Lejos de perjudicar la vida en pareja, la masturbación puede fortalecerla. El sexólogo y psicólogo clínico mencionó que, incluso dentro de algunas terapias de pareja, se recomienda la masturbación mutua o simultánea para que ambas personas comprendan mejor cómo responde sexualmente el otro, aprendan nuevas formas de estimulación y mejoren la comunicación erótica. Esto puede favorecer los juegos previos, la intimidad y el disfrute mutuo.

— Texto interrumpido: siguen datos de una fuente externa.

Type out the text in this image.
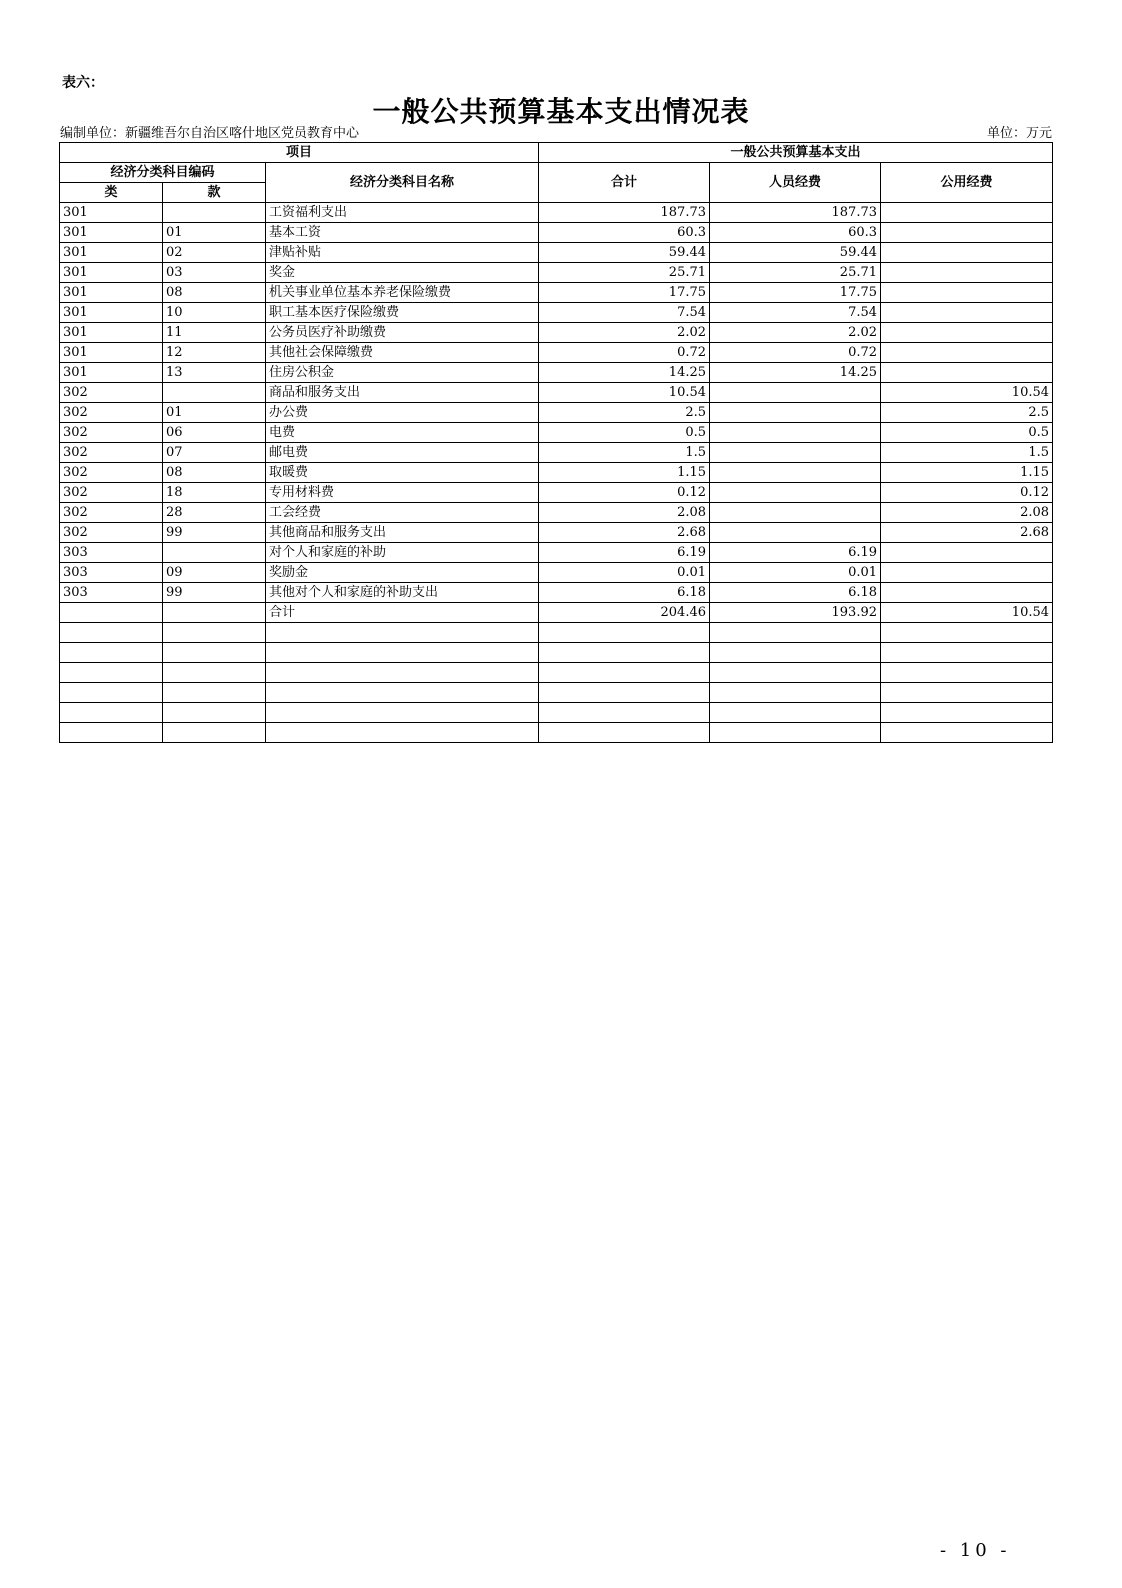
表六：
一般公共预算基本支出情况表
编制单位：新疆维吾尔自治区喀什地区党员教育中心	单位：万元
项目			一般公共预算基本支出		
经济分类科目编码		经济分类科目名称	合计	人员经费	公用经费
类	款				
301		工资福利支出	187.73	187.73	
301	01	基本工资	60.3	60.3	
301	02	津贴补贴	59.44	59.44	
301	03	奖金	25.71	25.71	
301	08	机关事业单位基本养老保险缴费	17.75	17.75	
301	10	职工基本医疗保险缴费	7.54	7.54	
301	11	公务员医疗补助缴费	2.02	2.02	
301	12	其他社会保障缴费	0.72	0.72	
301	13	住房公积金	14.25	14.25	
302		商品和服务支出	10.54		10.54
302	01	办公费	2.5		2.5
302	06	电费	0.5		0.5
302	07	邮电费	1.5		1.5
302	08	取暖费	1.15		1.15
302	18	专用材料费	0.12		0.12
302	28	工会经费	2.08		2.08
302	99	其他商品和服务支出	2.68		2.68
303		对个人和家庭的补助	6.19	6.19	
303	09	奖励金	0.01	0.01	
303	99	其他对个人和家庭的补助支出	6.18	6.18	
		合计	204.46	193.92	10.54

- 10 -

Asimismo, el profesional aclaró que es completamente normal que una persona se masturbe aunque se sienta satisfecha con su relación y su vida sexual. Muchas personas incorporan esta práctica como una conducta más, dentro de su repertorio sexual sin que esto implique problemas en la pareja.
Respecto a los conflictos que pueden surgir por este tema, el magíster Ariel González Galeano recomendó el diálogo y, cuando aparecen sentimientos intensos de inseguridad, celos o rechazo, acudir a terapia de pareja. Según explicó, estos espacios permiten trabajar primero las emociones que generan malestar y luego abordar cuestiones relacionadas con la sexualidad.
Por otra parte, advirtió que la masturbación puede convertirse en una señal de alerta cuando es la única forma de obtener placer, cuando interfiere con actividades básicas como trabajar, comer o dormir, o cuando genera sufrimiento emocional. En estos casos, consideró importante buscar ayuda profesional para evaluar la situación.
Persisten diversos mitos que fomentan la culpa y los malentendidos, como la creencia de que esta práctica dentro de una relación estable indica falta de amor, insatisfacción sexual o crisis de pareja. González Galeano aclaró que estas ideas son equivocadas. Según el especialista, la masturbación es una conducta individual relacionada con la propia sexualidad y no necesariamente refleja dificultades en la pareja.
“La masturbación es una conducta individual vinculada a la propia sexualidad humana y no refleja, necesariamente, carencias o dificultades en el vínculo. Lejos de perjudicar la vida de a dos, cuenta con el potencial de fortalecerla”.
— Ariel González Galeano, sexólogo y psicólogo clínico.